You seriously expected to make money on the Facebook IPO? Sucker! Why any regular investor would be believe yet another IPO hype machine after the dot con era is beyond me, but suckered in they were. Now the lawsuits are flying and we have yet another SEC non-action action that they would look into this. Just the other day, the SEC let Lehman Brothers completely off the hook. The general lawsuit is described below:
Of course nothing will happen to stop the insider information, the hyping the hell out of a company and the great insider profit, retail investor sucker game of IPOs.
As if this wasn't bad enough, it seems NASDAQ's computer and trading systems completely screwed up the trades and of course we have the obligatory announcement the SEC will look into this as well. Few mention NASDAQ OMX plain screwed the pooch with poor algorithm and software design, computing up a brew of sheer incompetence in this mess. We don't know if NASDAQ OMX labor arbitrage their engineers, but we do know most banks signed multiple dollar offshore outsourcing contracts, even in the middle of the financial crisis as our government gave trillions in bail out funds.
The turmoil caused the four big market-makers for Facebook's stock, Knight Capital Group, Citigroup's Automated Trading Desk, Citadel Securities, and UBS AG to lose around $115 million between them.

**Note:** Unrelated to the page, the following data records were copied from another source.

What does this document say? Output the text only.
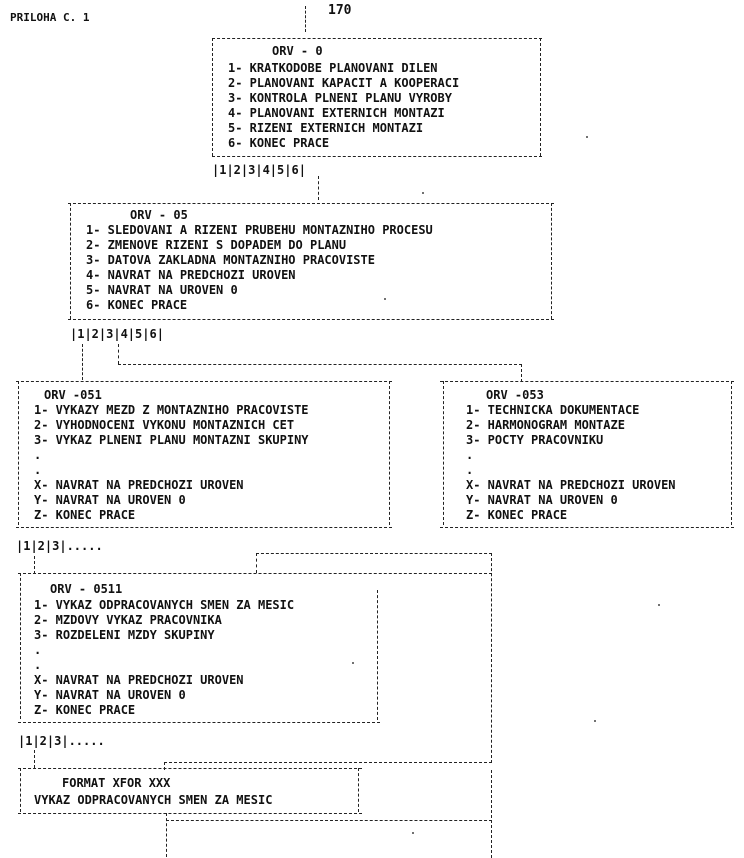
PRILOHA C. 1	170
ORV - 0
1- KRATKODOBE PLANOVANI DILEN
2- PLANOVANI KAPACIT A KOOPERACI
3- KONTROLA PLNENI PLANU VYROBY
4- PLANOVANI EXTERNICH MONTAZI
5- RIZENI EXTERNICH MONTAZI
6- KONEC PRACE
|1|2|3|4|5|6|
ORV - 05
1- SLEDOVANI A RIZENI PRUBEHU MONTAZNIHO PROCESU
2- ZMENOVE RIZENI S DOPADEM DO PLANU
3- DATOVA ZAKLADNA MONTAZNIHO PRACOVISTE
4- NAVRAT NA PREDCHOZI UROVEN
5- NAVRAT NA UROVEN 0
6- KONEC PRACE
|1|2|3|4|5|6|
ORV -051
1- VYKAZY MEZD Z MONTAZNIHO PRACOVISTE
2- VYHODNOCENI VYKONU MONTAZNICH CET
3- VYKAZ PLNENI PLANU MONTAZNI SKUPINY
.
.
X- NAVRAT NA PREDCHOZI UROVEN
Y- NAVRAT NA UROVEN 0
Z- KONEC PRACE
|1|2|3|.....
ORV -053
1- TECHNICKA DOKUMENTACE
2- HARMONOGRAM MONTAZE
3- POCTY PRACOVNIKU
.
.
X- NAVRAT NA PREDCHOZI UROVEN
Y- NAVRAT NA UROVEN 0
Z- KONEC PRACE
ORV - 0511
1- VYKAZ ODPRACOVANYCH SMEN ZA MESIC
2- MZDOVY VYKAZ PRACOVNIKA
3- ROZDELENI MZDY SKUPINY
.
.
X- NAVRAT NA PREDCHOZI UROVEN
Y- NAVRAT NA UROVEN 0
Z- KONEC PRACE
|1|2|3|.....
FORMAT XFOR XXX
VYKAZ ODPRACOVANYCH SMEN ZA MESIC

Below is Bloomberg Law's interview asking Will Facebook's IPO Fiasco Force Regulatory Reforms? Contained within the below video clip is a quote that only a pundit can argue with.
If precedent is a guide, the SEC will act on this by 2018.
The above interview refers to Reg FD. Reg FD stands for Regulation Fair Disclosure and was enacted by the SEC in August 2000. The dot con crash started in earnest at the end of March 2000. No longer was it allowed to selectively disclose information to some investors and not to others critical information, such as how many publicly traded companies were hyped up, manufacturing vaporware with empty fictional business models only insiders were aware of.
All over the Internets, Facebook is being defriended. Considering the business of Facebook is to profile your every move network people and electronically create communities, being given the thumbs down is none too good news for egg on your face book's long term business strategy. It is just astounding to this day people buy into the hype of Wall Street. Many warned, including this site in Déjà vu Dot Con. That said, considering the lies that pass as policy these days in political land, maybe the mass hysteria and hypnosis of the masses into thinking a like button is worth $100 billion makes sense.
Don't you people get it? An IPO is not for you, little guy, it's for Wall Street, the various venture capitalists, early investors, underwriters and the rest of the gang to make huge profits. Will Facebook & Wall Street Co. get away with presenting $100 billion dollar evaluations over a like button? Probably but then has the little guy seen any justice in the last 20 years? We cannot even get a few token trials prosecuting the financial crisis these days. Hell no there is no justice, never mind riches for the masses.
Comments
another good comment on IPOs generally
It seems some are angry at the lack of a "Pop" in price after the IPO. Angry Bear does some digging on successful IPOs recently. This post is talking about something different, but we tend to agree, anyone just assuming at the IPO the stock price will continue to rise from here, well, that just is not realistic.
Although an additional comment would be institutional investors might be also dumping their stock to take profits almost immediately.
Anyway, if the rage is because FB's stock didn't soar in price, hey, yet another not in reality assumption.